Methylation of gene promoter is the most studied epigenetic modification, wherein, methylation of Septin9 gene promoter is the CRC diagnostic marker which is the most widely used in clinic at present. Research finds that Septin9 gene is used as tumor suppressor gene, and the methylation of promoter region inhibits the normal expression of the gene, thereby losing the cancer suppressor function and promoting the development of CRC. During colorectal cancer development, septin9 DNA is released from necrotic and apoptotic cancer cells into the peripheral blood, and thus CRC can be diagnosed by detecting the degree of methylation of the Septin9 gene (methylated Septin9, mSEPT 9) in the peripheral blood. However, the concentration of target molecules in body fluids is very low, and the sensitivity of detection of free DNA methylation depends on the methylation level of single CpG sites, which has been a major obstacle for cancer diagnosis based on methylated DNA fragments.

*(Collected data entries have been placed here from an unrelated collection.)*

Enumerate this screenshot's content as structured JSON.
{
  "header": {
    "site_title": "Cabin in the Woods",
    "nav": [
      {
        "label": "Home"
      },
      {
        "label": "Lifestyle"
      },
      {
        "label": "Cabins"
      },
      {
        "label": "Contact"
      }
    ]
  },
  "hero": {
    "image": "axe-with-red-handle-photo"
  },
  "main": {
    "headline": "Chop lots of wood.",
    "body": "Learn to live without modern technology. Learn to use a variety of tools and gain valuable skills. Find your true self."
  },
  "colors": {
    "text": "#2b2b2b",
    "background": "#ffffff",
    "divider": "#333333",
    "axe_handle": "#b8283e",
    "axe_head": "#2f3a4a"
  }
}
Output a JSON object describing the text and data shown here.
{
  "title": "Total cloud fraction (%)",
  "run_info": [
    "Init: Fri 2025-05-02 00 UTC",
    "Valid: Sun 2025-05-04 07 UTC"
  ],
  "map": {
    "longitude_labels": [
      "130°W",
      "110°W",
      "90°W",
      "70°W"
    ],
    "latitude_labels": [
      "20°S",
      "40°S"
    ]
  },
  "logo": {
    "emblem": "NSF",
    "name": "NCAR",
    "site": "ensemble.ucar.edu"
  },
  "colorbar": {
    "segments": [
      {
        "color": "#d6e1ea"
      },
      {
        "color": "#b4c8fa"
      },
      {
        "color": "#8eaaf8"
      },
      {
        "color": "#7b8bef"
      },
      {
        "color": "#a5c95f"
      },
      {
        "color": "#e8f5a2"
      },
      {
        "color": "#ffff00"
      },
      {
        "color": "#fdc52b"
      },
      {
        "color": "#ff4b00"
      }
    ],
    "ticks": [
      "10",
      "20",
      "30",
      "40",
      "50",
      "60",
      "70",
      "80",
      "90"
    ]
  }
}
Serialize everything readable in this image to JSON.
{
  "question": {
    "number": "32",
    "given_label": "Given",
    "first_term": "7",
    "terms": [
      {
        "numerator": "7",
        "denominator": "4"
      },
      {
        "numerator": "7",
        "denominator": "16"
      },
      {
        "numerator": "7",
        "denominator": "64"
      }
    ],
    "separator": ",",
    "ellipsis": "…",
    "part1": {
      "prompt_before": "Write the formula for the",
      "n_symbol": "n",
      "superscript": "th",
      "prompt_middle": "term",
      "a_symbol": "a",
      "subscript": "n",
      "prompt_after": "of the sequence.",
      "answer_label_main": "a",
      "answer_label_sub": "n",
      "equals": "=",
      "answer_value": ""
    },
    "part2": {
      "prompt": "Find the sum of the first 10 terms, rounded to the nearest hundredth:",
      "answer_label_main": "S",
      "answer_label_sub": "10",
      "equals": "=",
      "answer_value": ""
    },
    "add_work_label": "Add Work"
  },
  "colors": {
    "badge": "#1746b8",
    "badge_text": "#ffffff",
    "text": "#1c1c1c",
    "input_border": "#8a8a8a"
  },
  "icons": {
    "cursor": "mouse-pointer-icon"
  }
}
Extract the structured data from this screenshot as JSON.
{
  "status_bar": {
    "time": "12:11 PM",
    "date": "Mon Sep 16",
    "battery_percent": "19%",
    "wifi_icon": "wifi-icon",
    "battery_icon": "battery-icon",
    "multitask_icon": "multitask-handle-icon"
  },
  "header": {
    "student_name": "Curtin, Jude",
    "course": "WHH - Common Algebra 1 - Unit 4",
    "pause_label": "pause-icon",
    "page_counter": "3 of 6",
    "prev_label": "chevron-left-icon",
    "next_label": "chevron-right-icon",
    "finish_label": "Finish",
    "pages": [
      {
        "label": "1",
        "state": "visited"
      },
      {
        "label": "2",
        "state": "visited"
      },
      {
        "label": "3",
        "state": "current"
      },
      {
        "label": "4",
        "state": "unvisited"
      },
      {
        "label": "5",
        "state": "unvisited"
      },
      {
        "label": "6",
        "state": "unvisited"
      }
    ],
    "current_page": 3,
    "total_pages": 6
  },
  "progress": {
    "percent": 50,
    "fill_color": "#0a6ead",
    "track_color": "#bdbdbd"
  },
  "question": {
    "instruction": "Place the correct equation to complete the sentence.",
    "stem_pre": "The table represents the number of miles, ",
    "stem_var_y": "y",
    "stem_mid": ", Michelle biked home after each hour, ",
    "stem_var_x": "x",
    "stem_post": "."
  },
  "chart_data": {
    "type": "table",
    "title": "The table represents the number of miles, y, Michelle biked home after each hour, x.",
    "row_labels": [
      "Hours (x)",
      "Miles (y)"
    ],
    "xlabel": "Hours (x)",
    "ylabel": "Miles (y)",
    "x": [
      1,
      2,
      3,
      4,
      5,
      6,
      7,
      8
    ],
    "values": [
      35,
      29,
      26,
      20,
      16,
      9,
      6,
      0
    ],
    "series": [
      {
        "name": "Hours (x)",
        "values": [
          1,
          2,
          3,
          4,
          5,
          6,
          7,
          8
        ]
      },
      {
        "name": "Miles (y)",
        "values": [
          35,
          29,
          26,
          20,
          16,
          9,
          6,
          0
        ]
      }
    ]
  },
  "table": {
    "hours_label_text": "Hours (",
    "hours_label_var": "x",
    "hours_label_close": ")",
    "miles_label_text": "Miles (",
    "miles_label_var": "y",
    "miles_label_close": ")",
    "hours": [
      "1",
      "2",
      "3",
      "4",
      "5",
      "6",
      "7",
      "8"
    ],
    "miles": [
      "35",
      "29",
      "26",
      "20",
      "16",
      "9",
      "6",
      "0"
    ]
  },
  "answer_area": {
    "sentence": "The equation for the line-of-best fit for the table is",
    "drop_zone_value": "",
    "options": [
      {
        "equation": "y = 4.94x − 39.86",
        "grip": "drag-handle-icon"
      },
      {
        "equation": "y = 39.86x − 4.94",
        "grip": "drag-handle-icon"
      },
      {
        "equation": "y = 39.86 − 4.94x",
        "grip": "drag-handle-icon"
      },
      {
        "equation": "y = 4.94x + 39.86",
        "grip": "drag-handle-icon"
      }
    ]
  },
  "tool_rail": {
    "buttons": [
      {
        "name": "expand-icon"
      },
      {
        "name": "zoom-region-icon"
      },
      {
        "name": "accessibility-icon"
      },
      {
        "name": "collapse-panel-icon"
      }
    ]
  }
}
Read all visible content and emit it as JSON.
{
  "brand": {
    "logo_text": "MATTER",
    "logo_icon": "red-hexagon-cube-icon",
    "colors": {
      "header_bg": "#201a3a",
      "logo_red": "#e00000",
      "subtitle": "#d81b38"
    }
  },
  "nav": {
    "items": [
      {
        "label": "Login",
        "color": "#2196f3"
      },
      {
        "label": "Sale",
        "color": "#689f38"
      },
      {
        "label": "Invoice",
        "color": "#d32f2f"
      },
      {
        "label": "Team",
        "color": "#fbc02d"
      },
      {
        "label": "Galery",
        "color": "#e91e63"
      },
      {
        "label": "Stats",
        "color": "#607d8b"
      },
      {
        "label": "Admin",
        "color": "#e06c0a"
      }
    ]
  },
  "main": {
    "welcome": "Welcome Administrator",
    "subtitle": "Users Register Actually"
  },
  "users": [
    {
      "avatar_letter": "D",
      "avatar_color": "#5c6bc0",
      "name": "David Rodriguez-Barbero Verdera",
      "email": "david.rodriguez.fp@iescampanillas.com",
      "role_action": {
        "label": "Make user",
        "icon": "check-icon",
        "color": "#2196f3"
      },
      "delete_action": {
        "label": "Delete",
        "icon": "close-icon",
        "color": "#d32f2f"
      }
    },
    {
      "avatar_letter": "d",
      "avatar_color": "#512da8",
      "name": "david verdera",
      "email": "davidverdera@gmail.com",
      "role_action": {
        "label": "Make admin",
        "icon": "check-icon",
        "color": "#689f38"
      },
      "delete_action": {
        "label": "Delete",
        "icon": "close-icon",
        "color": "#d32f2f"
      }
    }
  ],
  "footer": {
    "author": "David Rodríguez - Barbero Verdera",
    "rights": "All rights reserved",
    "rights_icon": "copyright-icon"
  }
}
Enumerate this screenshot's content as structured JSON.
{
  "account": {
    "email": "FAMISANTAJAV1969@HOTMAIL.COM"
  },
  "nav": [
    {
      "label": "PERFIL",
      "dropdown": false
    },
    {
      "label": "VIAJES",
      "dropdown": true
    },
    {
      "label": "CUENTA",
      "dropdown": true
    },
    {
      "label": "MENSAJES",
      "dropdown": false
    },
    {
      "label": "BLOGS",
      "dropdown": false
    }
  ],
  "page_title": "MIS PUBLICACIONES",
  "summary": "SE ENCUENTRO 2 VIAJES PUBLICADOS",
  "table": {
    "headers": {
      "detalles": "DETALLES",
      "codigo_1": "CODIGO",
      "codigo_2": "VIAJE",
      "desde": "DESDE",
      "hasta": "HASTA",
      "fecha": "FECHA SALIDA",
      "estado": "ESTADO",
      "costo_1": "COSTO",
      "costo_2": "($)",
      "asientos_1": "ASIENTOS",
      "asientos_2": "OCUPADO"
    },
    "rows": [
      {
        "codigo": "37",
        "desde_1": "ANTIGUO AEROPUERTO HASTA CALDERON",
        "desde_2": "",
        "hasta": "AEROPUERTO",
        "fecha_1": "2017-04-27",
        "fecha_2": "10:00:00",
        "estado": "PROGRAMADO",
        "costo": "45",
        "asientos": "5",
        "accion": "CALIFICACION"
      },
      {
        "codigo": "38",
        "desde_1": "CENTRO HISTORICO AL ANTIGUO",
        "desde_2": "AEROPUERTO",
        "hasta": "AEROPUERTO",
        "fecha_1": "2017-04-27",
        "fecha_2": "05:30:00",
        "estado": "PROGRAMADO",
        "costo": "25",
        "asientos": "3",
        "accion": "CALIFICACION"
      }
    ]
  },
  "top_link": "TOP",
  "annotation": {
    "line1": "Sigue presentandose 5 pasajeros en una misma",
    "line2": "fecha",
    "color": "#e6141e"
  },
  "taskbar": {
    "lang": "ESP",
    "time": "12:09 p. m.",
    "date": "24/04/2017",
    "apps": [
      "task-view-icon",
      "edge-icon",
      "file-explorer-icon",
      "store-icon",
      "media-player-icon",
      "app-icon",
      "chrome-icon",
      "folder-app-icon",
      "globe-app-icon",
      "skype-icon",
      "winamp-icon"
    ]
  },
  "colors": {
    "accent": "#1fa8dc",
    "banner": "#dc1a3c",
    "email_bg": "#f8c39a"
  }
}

Effective methylated gene detection means are key to clinical application. MethyLight is a fluorescent-based real-time quantitative PCR (quantitative real-time PCR) method, and is widely used for methylation detection of tumor genes due to simple operation and relative quantification. In recent years, a kit for detecting mSEPT9 based on qPCR has been developed abroad, and the technology not only has higher sensitivity and specificity, but also overcomes the sensitivity difference caused by lesion positions. However, the qPCR technique has its limitations, such as low sensitivity, poor precision and repeatability, etc. when detecting low concentration samples. Compared with the qPCR technology, the methylation detection method based on the digital PCR (digital PCR, dPCR) technology can reduce background interference and pollution, can reduce the influence of PCR inhibition factors, has higher sensitivity and better accuracy and repeatability, and can realize absolute quantification. However, the common droplet dPCR technology has the key difficulties of tedious operation, easy pollution generation and the like.
Disclosure of Invention
The invention aims to overcome the defects of low sensitivity, complex operation, easy pollution generation and the like in detecting Septin9 gene methylation in the prior art, and provides a Septin9 gene methylation detection kit based on microfluidic chip digital PCR, which enhances the specificity of a reaction system by introducing a locked nucleic acid modified primer and a probe, optimizes the concentration of the primer and the probe, and optimizes the denaturation time and annealing/extension temperature of the microfluidic chip digital PCR, thereby further improving the amplification efficiency of the system and enhancing a fluorescent signal.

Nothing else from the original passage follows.